MOSCOW (Reuters) - Russia faces instability and its future is in question if it fails to carry out political reforms and reduce its dependence on energy exports, former Soviet leader Mikhail Gorbachev said in an article published on Wednesday.
His call for change was part of a growing chorus of warnings from worried intellectuals as Prime Minister Vladimir Putin and President Dmitry Medvedev prepare to announce which of them will run in a presidential election next year.
In biting criticism of Russia’s development since the collapse of the Soviet Union in 1991 following reforms he instigated, Gorbachev portrayed Russia as having a brittle and corrupt political system that could soon face turmoil.
He said there was a feeling of impending doom among ordinary Russians as well as business and political leaders but Russia’s leadership seemed obsessed with cosmetic tinkering rather than real reform.
“It is difficult to get away from the feeling that the Russian authorities have neither the political will nor the readiness to find a real way out,” Gorbachev, 80, said in an article published in two Russian newspapers.
“They (the authorities) are limited to cosmetic measures and more often to resounding declarations and the imitation of reform: apparently powerful personal and corporate interests depend on the preservation of the status quo.”

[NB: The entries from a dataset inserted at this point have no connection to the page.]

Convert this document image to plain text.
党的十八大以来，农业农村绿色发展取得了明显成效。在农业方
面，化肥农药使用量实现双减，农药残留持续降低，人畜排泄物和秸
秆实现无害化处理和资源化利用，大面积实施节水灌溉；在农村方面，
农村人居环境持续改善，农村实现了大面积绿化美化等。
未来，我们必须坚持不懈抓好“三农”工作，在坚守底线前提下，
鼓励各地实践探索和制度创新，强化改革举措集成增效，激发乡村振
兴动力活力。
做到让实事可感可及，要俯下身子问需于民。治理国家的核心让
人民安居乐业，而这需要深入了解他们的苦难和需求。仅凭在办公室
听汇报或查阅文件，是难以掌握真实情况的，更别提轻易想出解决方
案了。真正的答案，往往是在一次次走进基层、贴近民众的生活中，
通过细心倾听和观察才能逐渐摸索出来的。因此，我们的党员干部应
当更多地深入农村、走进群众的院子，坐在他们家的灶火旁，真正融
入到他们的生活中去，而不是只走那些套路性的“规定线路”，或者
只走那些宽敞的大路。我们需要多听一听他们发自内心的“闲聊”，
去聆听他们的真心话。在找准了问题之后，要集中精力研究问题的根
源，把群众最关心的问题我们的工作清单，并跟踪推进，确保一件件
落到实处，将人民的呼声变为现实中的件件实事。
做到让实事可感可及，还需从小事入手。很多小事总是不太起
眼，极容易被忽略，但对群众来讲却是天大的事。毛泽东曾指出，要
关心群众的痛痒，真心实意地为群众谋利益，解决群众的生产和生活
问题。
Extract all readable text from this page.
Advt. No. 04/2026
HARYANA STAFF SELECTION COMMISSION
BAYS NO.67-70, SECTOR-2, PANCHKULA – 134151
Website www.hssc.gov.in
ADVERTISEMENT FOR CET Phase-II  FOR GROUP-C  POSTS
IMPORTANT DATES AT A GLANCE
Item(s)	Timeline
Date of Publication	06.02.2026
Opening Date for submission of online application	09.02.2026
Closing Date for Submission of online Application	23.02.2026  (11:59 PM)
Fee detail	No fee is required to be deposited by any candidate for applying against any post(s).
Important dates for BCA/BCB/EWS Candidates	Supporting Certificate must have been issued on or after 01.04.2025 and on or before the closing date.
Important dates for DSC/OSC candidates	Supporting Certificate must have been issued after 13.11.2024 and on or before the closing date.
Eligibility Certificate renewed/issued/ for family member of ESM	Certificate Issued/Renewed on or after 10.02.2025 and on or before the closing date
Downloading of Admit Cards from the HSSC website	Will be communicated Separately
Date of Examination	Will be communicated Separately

The remarks by Gorbachev, who did not mention Putin or Medvedev, followed an interview this week in which former Moscow Mayor Yuri Luzhkov dismissed the political system as a charade.
Billionaire Mikhail Prokhorov also criticized the Kremlin last week, accusing is chief political strategist of interfering in party politics after he quit as leader of the pro-business Right Cause party.
Gorbachev has urged Putin not to run in the presidential election next March.
He did not specifically do so again in his article, but he dismissed the economic boom during Putin’s 2000-2008 presidency as a period where excessive dependence on energy exports created “the illusion of stability and prosperity.”
The father of “perestroika” (restructuring) and “glasnost” (openness) said Russia was returning to the era of Leonid Brezhnev, whose 1964-1982 rule is widely portrayed as an era of stagnation when strong oil sales masked economic decline.
But Gorbachev also indicated he was unimpressed with Medvedev, who has not implemented the far-reaching reforms he promised after being steered into the Kremlin by Putin in 2008.
“The unwillingness to start reform or the desire to have partial change is often explained by the fear of losing power and the desire to prevent a new collapse of Russia,” he said.
“But it is the very absence of change which threatens to provoke instability and put the future of the country in question,” said Gorbachev.
He said the president had become a “new Russian monarch.”
Reviled by most Russians for allowing the collapse of the Soviet Union, Gorbachev conjured up the image of Pyotr Stolypin, one of the Tsar’s last reformist prime ministers before the 1917 revolutions, to call for more radical change.
But he cautioned that the current leadership was unlikely to be able to implement sweeping reform and said that just changing those in power would have little impact.
“A change of power with the preservation of the former system and the same rules of the game would just mean a change of places and the caravan would continue on its path toward the precipice,” he said.